Un telegrama enviado
por la embajada de Brasil en Mozambique, luego de una de las visitas de Lula,
destaca el papel del ex presidente como verdadero embajador de las
multinacionales. “Al asociar su prestigio a las empresas que operan aquí, el ex
presidente Lula desarrolló, a los ojos de los mozambiqueños, su compromiso con
los resultados de la actividad empresarial brasileña”, escribió la embajadora
Lígia Scherer.
En agosto de 2011, Lula
comenzó una gira latinoamericana por Bolivia, donde llegó con su comitiva en un
avión privado de Oas, la empresa que pretendía construir una carretera para
atravesar el Territorio Indígena y Parque Nacional Isiboro Sécure (TIPNIS), lo
que provocó masivas movilizaciones de las comunidades indígenas, apoyadas por
la población urbana. De allí siguió viaje en el mismo avión a Costa Rica, donde
la empresa disputaba una licitación para construir una carretera que finalmente
se le adjudicó por 500 millones de dólares.
Se trata de empresas
muy poderosas, que cuentan con cientos de miles de empleados y negocios en
decenas de países.
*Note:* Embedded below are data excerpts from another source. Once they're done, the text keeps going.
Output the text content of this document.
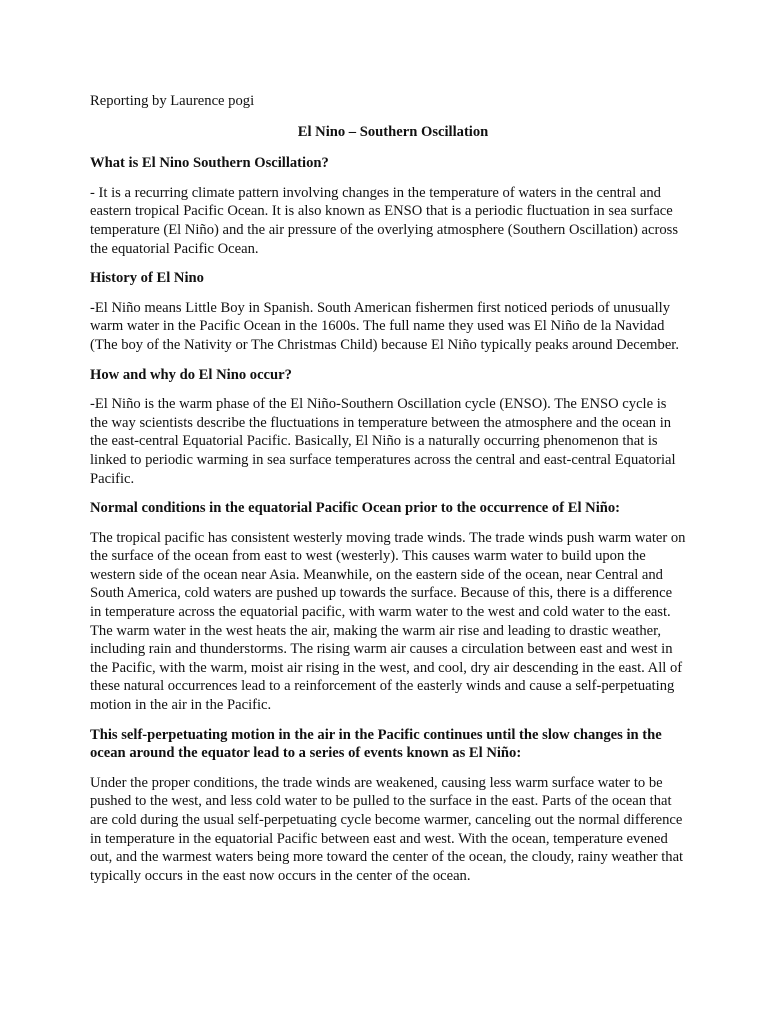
Reporting by Laurence pogi

El Nino – Southern Oscillation

What is El Nino Southern Oscillation?

- It is a recurring climate pattern involving changes in the temperature of waters in the central and eastern tropical Pacific Ocean. It is also known as ENSO that is a periodic fluctuation in sea surface temperature (El Niño) and the air pressure of the overlying atmosphere (Southern Oscillation) across the equatorial Pacific Ocean.

History of El Nino

-El Niño means Little Boy in Spanish. South American fishermen first noticed periods of unusually warm water in the Pacific Ocean in the 1600s. The full name they used was El Niño de la Navidad (The boy of the Nativity or The Christmas Child) because El Niño typically peaks around December.

How and why do El Nino occur?

-El Niño is the warm phase of the El Niño-Southern Oscillation cycle (ENSO). The ENSO cycle is the way scientists describe the fluctuations in temperature between the atmosphere and the ocean in the east-central Equatorial Pacific. Basically, El Niño is a naturally occurring phenomenon that is linked to periodic warming in sea surface temperatures across the central and east-central Equatorial Pacific.

Normal conditions in the equatorial Pacific Ocean prior to the occurrence of El Niño:

The tropical pacific has consistent westerly moving trade winds. The trade winds push warm water on the surface of the ocean from east to west (westerly). This causes warm water to build upon the western side of the ocean near Asia. Meanwhile, on the eastern side of the ocean, near Central and South America, cold waters are pushed up towards the surface. Because of this, there is a difference in temperature across the equatorial pacific, with warm water to the west and cold water to the east. The warm water in the west heats the air, making the warm air rise and leading to drastic weather, including rain and thunderstorms. The rising warm air causes a circulation between east and west in the Pacific, with the warm, moist air rising in the west, and cool, dry air descending in the east. All of these natural occurrences lead to a reinforcement of the easterly winds and cause a self-perpetuating motion in the air in the Pacific.

This self-perpetuating motion in the air in the Pacific continues until the slow changes in the ocean around the equator lead to a series of events known as El Niño:

Under the proper conditions, the trade winds are weakened, causing less warm surface water to be pushed to the west, and less cold water to be pulled to the surface in the east. Parts of the ocean that are cold during the usual self-perpetuating cycle become warmer, canceling out the normal difference in temperature in the equatorial Pacific between east and west. With the ocean, temperature evened out, and the warmest waters being more toward the center of the ocean, the cloudy, rainy weather that typically occurs in the east now occurs in the center of the ocean.
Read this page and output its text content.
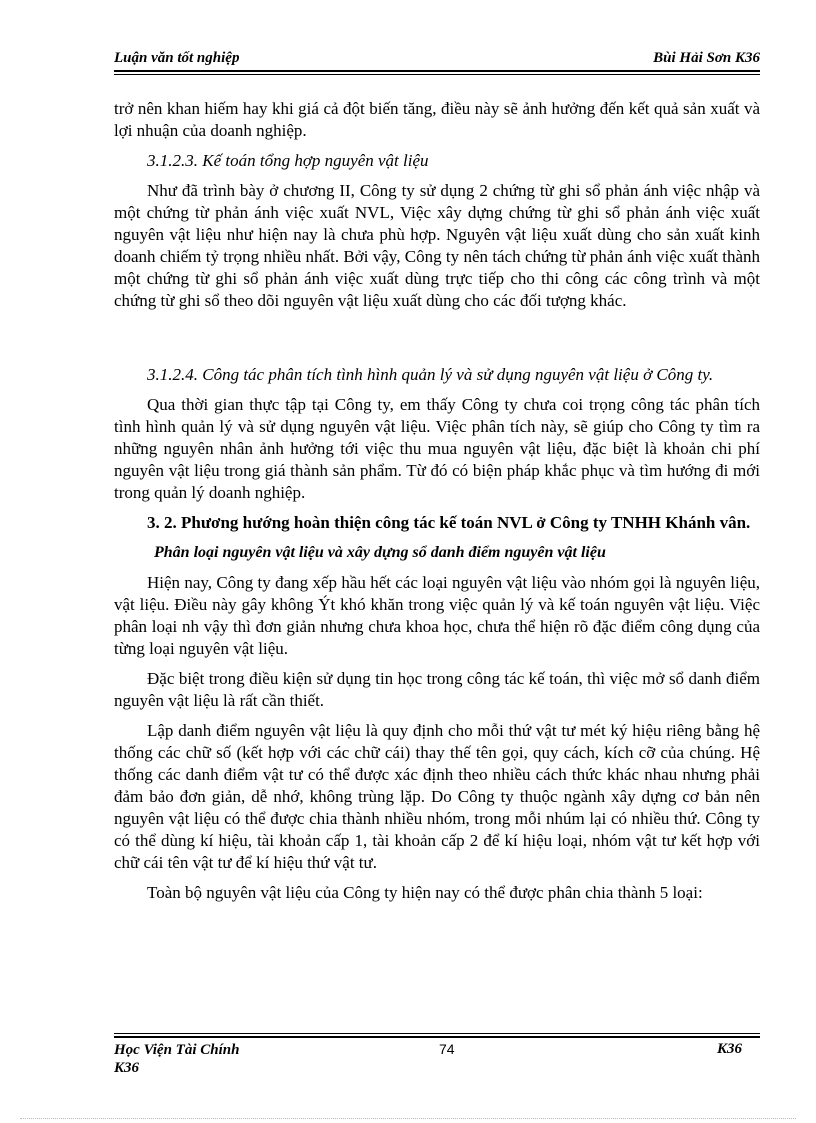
Luận văn tốt nghiệp	Bùi Hải Sơn K36

trở nên khan hiếm hay khi giá cả đột biến tăng, điều này sẽ ảnh hưởng đến kết quả sản xuất và lợi nhuận của doanh nghiệp.

3.1.2.3. Kế toán tổng hợp nguyên vật liệu

Như đã trình bày ở chương II, Công ty sử dụng 2 chứng từ ghi sổ phản ánh việc nhập và một chứng từ phản ánh việc xuất NVL, Việc xây dựng chứng từ ghi sổ phản ánh việc xuất nguyên vật liệu như hiện nay là chưa phù hợp. Nguyên vật liệu xuất dùng cho sản xuất kinh doanh chiếm tỷ trọng nhiều nhất. Bởi vậy, Công ty nên tách chứng từ phản ánh việc xuất thành một chứng từ ghi sổ phản ánh việc xuất dùng trực tiếp cho thi công các công trình và một chứng từ ghi sổ theo dõi nguyên vật liệu xuất dùng cho các đối tượng khác.

3.1.2.4. Công tác phân tích tình hình quản lý và sử dụng nguyên vật liệu ở Công ty.

Qua thời gian thực tập tại Công ty, em thấy Công ty chưa coi trọng công tác phân tích tình hình quản lý và sử dụng nguyên vật liệu. Việc phân tích này, sẽ giúp cho Công ty tìm ra những nguyên nhân ảnh hưởng tới việc thu mua nguyên vật liệu, đặc biệt là khoản chi phí nguyên vật liệu trong giá thành sản phẩm. Từ đó có biện pháp khắc phục và tìm hướng đi mới trong quản lý doanh nghiệp.

3. 2. Phương hướng hoàn thiện công tác kế toán NVL ở Công ty TNHH Khánh vân.

Phân loại nguyên vật liệu và xây dựng sổ danh điểm nguyên vật liệu

Hiện nay, Công ty đang xếp hầu hết các loại nguyên vật liệu vào nhóm gọi là nguyên liệu, vật liệu. Điều này gây không Ýt khó khăn trong việc quản lý và kế toán nguyên vật liệu. Việc phân loại nh vậy thì đơn giản nhưng chưa khoa học, chưa thể hiện rõ đặc điểm công dụng của từng loại nguyên vật liệu.

Đặc biệt trong điều kiện sử dụng tin học trong công tác kế toán, thì việc mở sổ danh điểm nguyên vật liệu là rất cần thiết.

Lập danh điểm nguyên vật liệu là quy định cho mỗi thứ vật tư mét ký hiệu riêng bằng hệ thống các chữ số (kết hợp với các chữ cái) thay thế tên gọi, quy cách, kích cỡ của chúng. Hệ thống các danh điểm vật tư có thể được xác định theo nhiều cách thức khác nhau nhưng phải đảm bảo đơn giản, dễ nhớ, không trùng lặp. Do Công ty thuộc ngành xây dựng cơ bản nên nguyên vật liệu có thể được chia thành nhiều nhóm, trong mỗi nhúm lại có nhiều thứ. Công ty có thể dùng kí hiệu, tài khoản cấp 1, tài khoản cấp 2 để kí hiệu loại, nhóm vật tư kết hợp với chữ cái tên vật tư để kí hiệu thứ vật tư.

Toàn bộ nguyên vật liệu của Công ty hiện nay có thể được phân chia thành 5 loại:

Học Viện Tài Chính
K36
74	K36
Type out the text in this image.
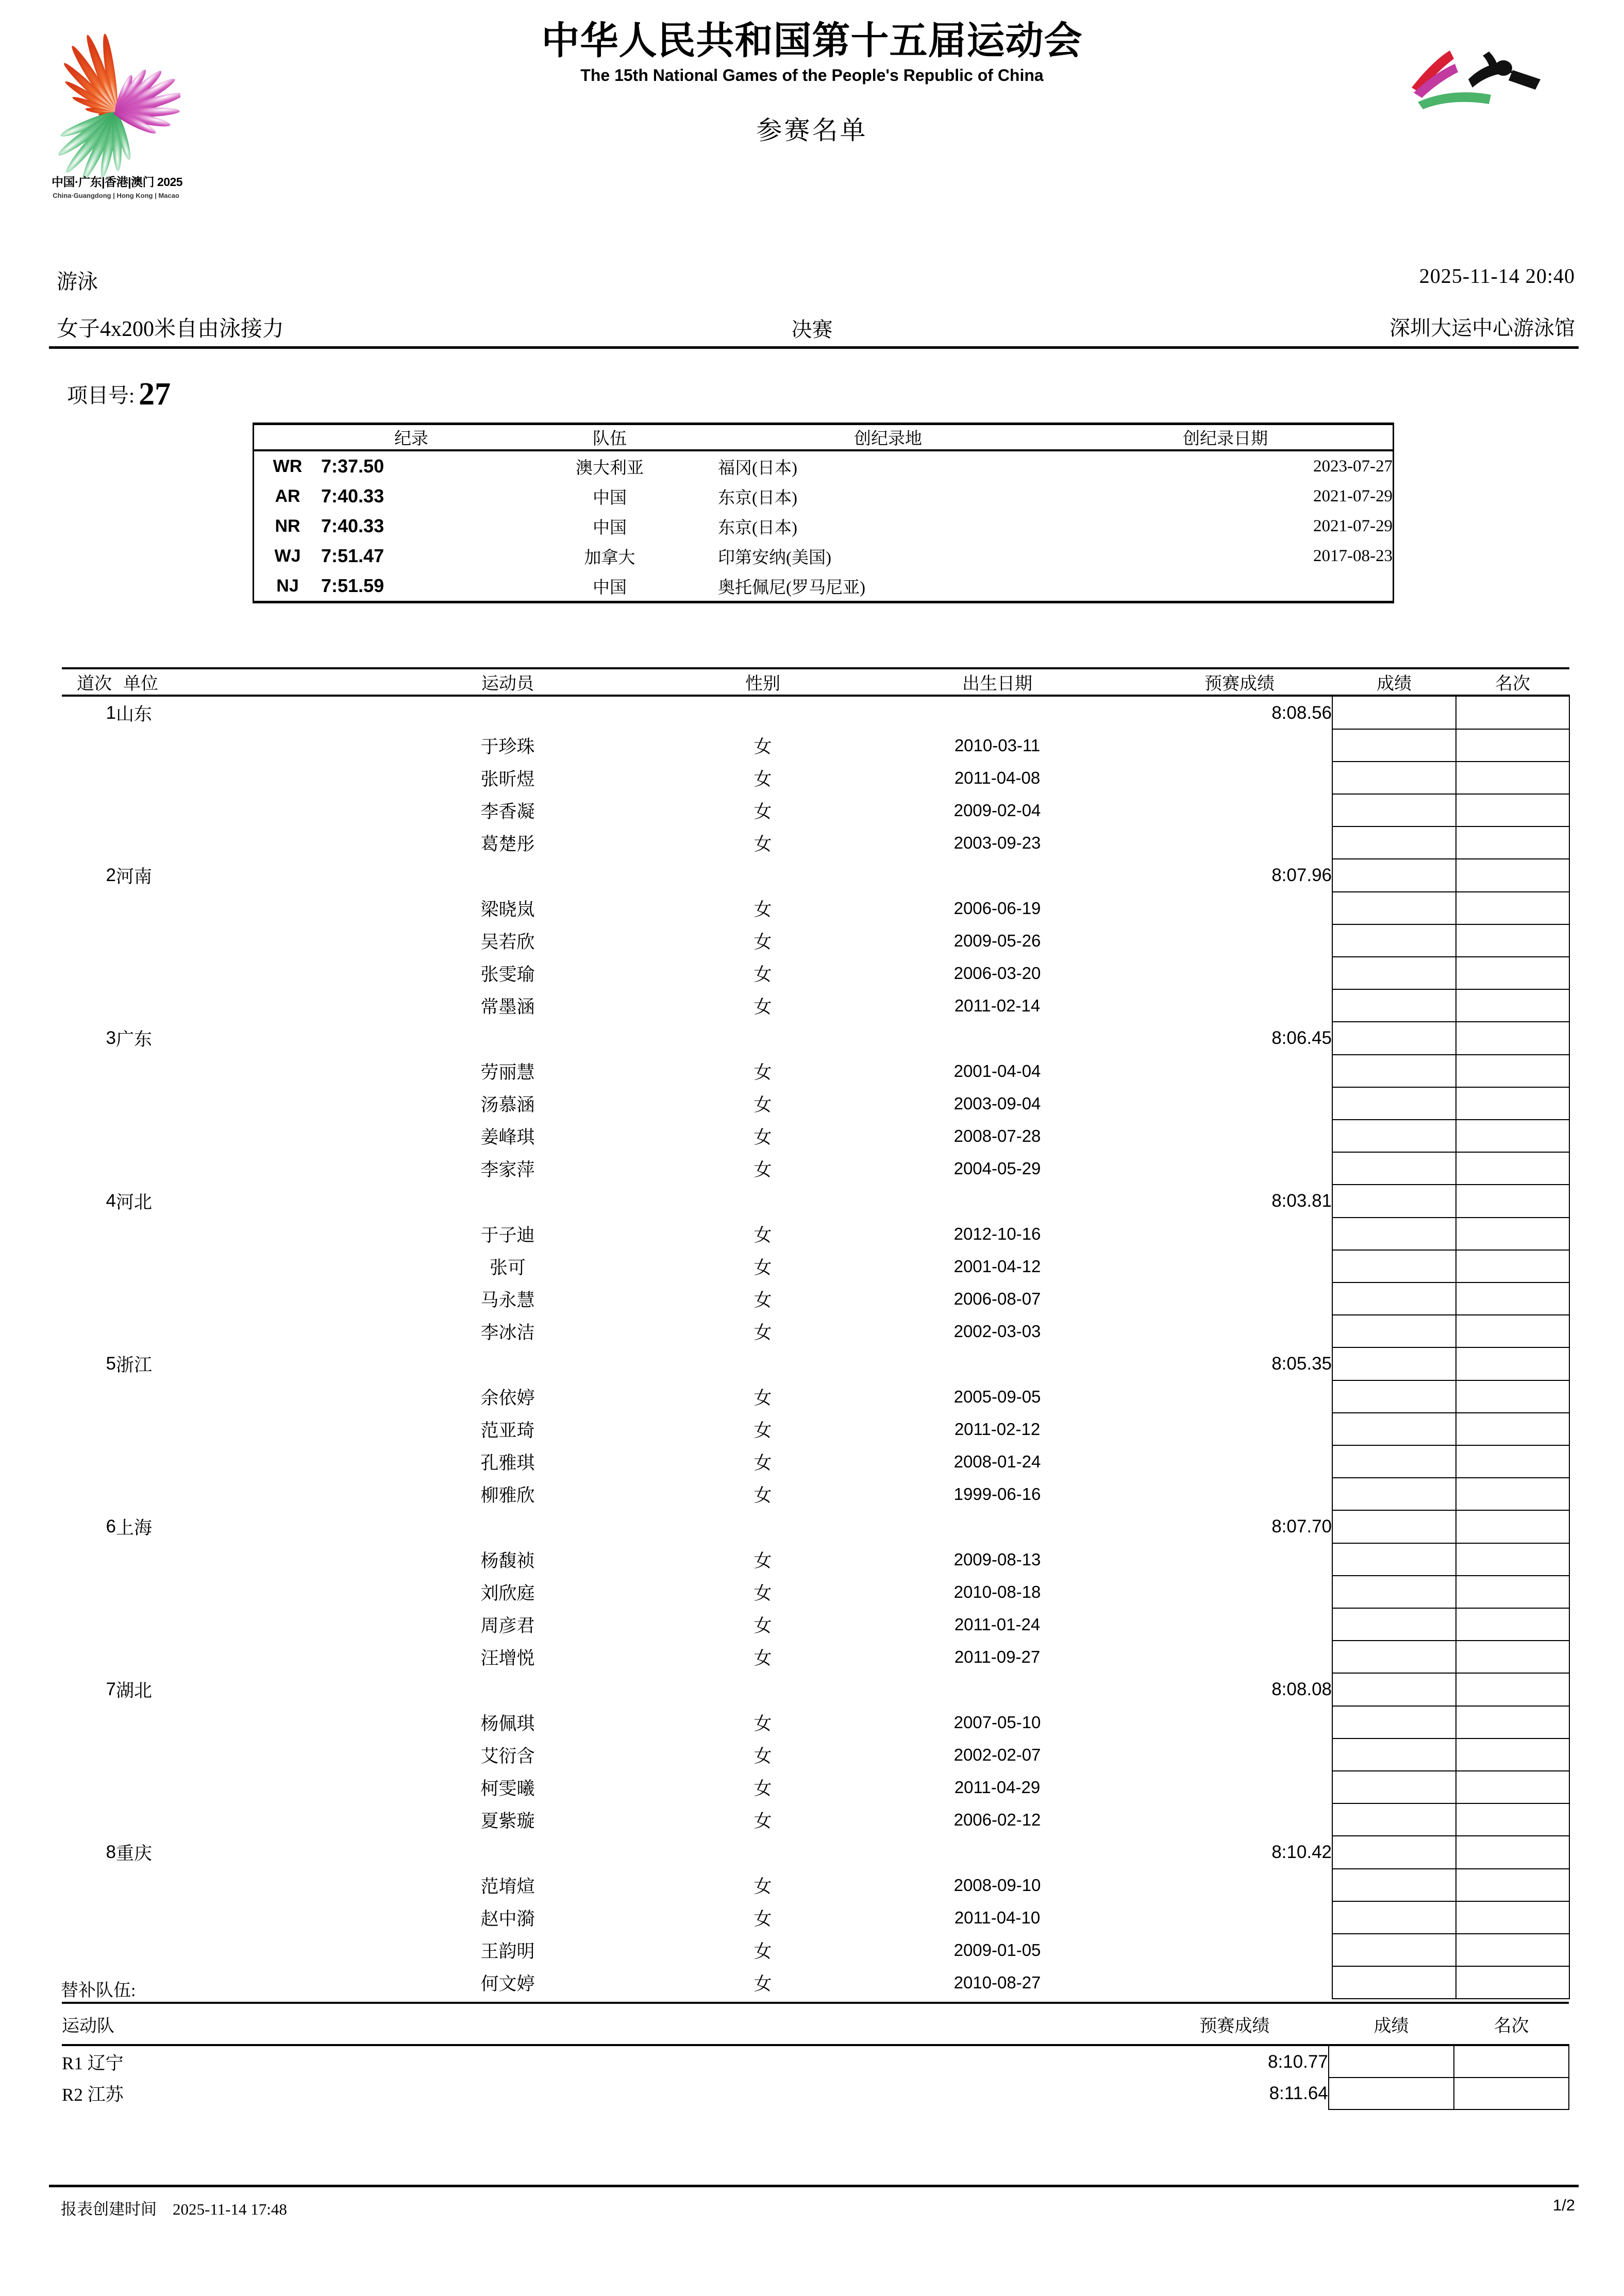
中国·广东|香港|澳门 2025
China·Guangdong | Hong Kong | Macao
中华人民共和国第十五届运动会
The 15th National Games of the People's Republic of China
参赛名单
游泳	2025-11-14 20:40
女子4x200米自由泳接力	决赛	深圳大运中心游泳馆
项目号: 27
	纪录	队伍	创纪录地	创纪录日期
WR	7:37.50	澳大利亚	福冈(日本)	2023-07-27
AR	7:40.33	中国	东京(日本)	2021-07-29
NR	7:40.33	中国	东京(日本)	2021-07-29
WJ	7:51.47	加拿大	印第安纳(美国)	2017-08-23
NJ	7:51.59	中国	奥托佩尼(罗马尼亚)	
道次	单位	运动员	性别	出生日期	预赛成绩	成绩	名次
1	山东				8:08.56		
		于珍珠	女	2010-03-11			
		张昕煜	女	2011-04-08			
		李香凝	女	2009-02-04			
		葛楚彤	女	2003-09-23			
2	河南				8:07.96		
		梁晓岚	女	2006-06-19			
		吴若欣	女	2009-05-26			
		张雯瑜	女	2006-03-20			
		常墨涵	女	2011-02-14			
3	广东				8:06.45		
		劳丽慧	女	2001-04-04			
		汤慕涵	女	2003-09-04			
		姜峰琪	女	2008-07-28			
		李家萍	女	2004-05-29			
4	河北				8:03.81		
		于子迪	女	2012-10-16			
		张可	女	2001-04-12			
		马永慧	女	2006-08-07			
		李冰洁	女	2002-03-03			
5	浙江				8:05.35		
		余依婷	女	2005-09-05			
		范亚琦	女	2011-02-12			
		孔雅琪	女	2008-01-24			
		柳雅欣	女	1999-06-16			
6	上海				8:07.70		
		杨馥祯	女	2009-08-13			
		刘欣庭	女	2010-08-18			
		周彦君	女	2011-01-24			
		汪增悦	女	2011-09-27			
7	湖北				8:08.08		
		杨佩琪	女	2007-05-10			
		艾衍含	女	2002-02-07			
		柯雯曦	女	2011-04-29			
		夏紫璇	女	2006-02-12			
8	重庆				8:10.42		
		范堉煊	女	2008-09-10			
		赵中漪	女	2011-04-10			
		王韵明	女	2009-01-05			
		何文婷	女	2010-08-27			
替补队伍:
运动队	预赛成绩	成绩	名次
R1 辽宁	8:10.77		
R2 江苏	8:11.64		
报表创建时间 2025-11-14 17:48	1/2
La casi totalidad de las obras de infraestructura
contempladas en el proyecto Integración de la Infraestructura Regional
Sudamericana (IIRSA), en total más de quinientas obras por 100.000 millones de
dólares, fueron o están siendo construidas por las constructoras brasileñas. El
estatal Banco Nacional de Desarrollo Económico y Social (BNDES) es el principal
financiador de estas obras, pero lo hace a condición de que el país que recibe
el préstamo contrate empresas brasileñas.
El papel de Lula es el
de promover “sus” empresas, contribuyendo a allanar dificultades gracias a su
enorme prestigio y a la caja millonaria del BNDES, que llegó a ser uno de los
bancos de fomento más importantes del mundo, con más fondos para invertir en la
región que la suma del FMI y el Banco Mundial.
Algunas de esas obras
generaron conflictos graves, como el que llevó al gobierno de Rafael Correa a
expulsar a Odebrecht de Ecuador por graves fallas en la represa sobre el río
Sao Francisco, aun antes de ser inaugurada.
El poder de las grandes
empresas brasileñas se hace sentir de modo particular en los pequeños países de
la región. En Bolivia, Petrobras controla la mitad de los hidrocarburos, es
responsable del 20 por ciento del PBI boliviano y del 24 por ciento de las
recaudaciones tributarias del Estado.
Como embajador de las
multinacionales brasileñas, Lula no comete ningún delito. Sin embargo, esas
mismas empresas financian las campañas electorales del Partido de los
Trabajadores, aunque también financian a la mayor parte de los partidos. No son
donaciones, sino inversiones: por cada dólar o real que ponen en la campaña,
reciben siete en obras aprobadas por los mismos cargos municipales, estatales o
federales que ayudaron a ascender [1].
El asunto de la
corrupción tiene una faceta legal y otra ética. Se puede no cometer ningún
delito, pero ser corrupto. Por lo menos desde la ética que profesó siempre la
izquierda en todo el mundo. Cuando los cargos de los partidos tradicionales
importaban coches libres de impuestos, en el Uruguay de las vacas gordas, se
atenían estrictamente a las leyes que ellos mismos habían aprobado. La
izquierda, hagamos memoria, mentaba corrupción aunque no existiera delito.
En el caso de Lula, y
más allá del juez Moro, la izquierda debe hacerse preguntas. ¿Es legítimo
mantener relaciones carnales con empresas multinacionales que han dado sobradas
muestras de sobreexplotar a sus trabajadores? ¿Podía Lula ignorar la corrupción
que saltó en su primer gobierno consistente en comprar decenas de diputados, y
que recibió el nombre de mensalão? ¿Podía ignorar los tremendos casos de
corrupción de la estatal Petrobras y de las constructoras?
La legitimidad no tiene
nada que ver con la justicia. Nadie va preso por cometer actos reñidos con la
ética de la izquierda, que siempre proclamó rigurosidad en ese sentido. Mirar
para otro lado porque no nos conviene o porque son los “nuestros”, es de un
pragmatismo suicida. La gente común termina por percibir las mentiras. Luego da
un paso al costado, probablemente para siempre.
NOTA:
[1] Zibechi, R., Brasil Potencia. Entre la integración
regional y un nuevo imperialismo. Editorial Quimantú (2012)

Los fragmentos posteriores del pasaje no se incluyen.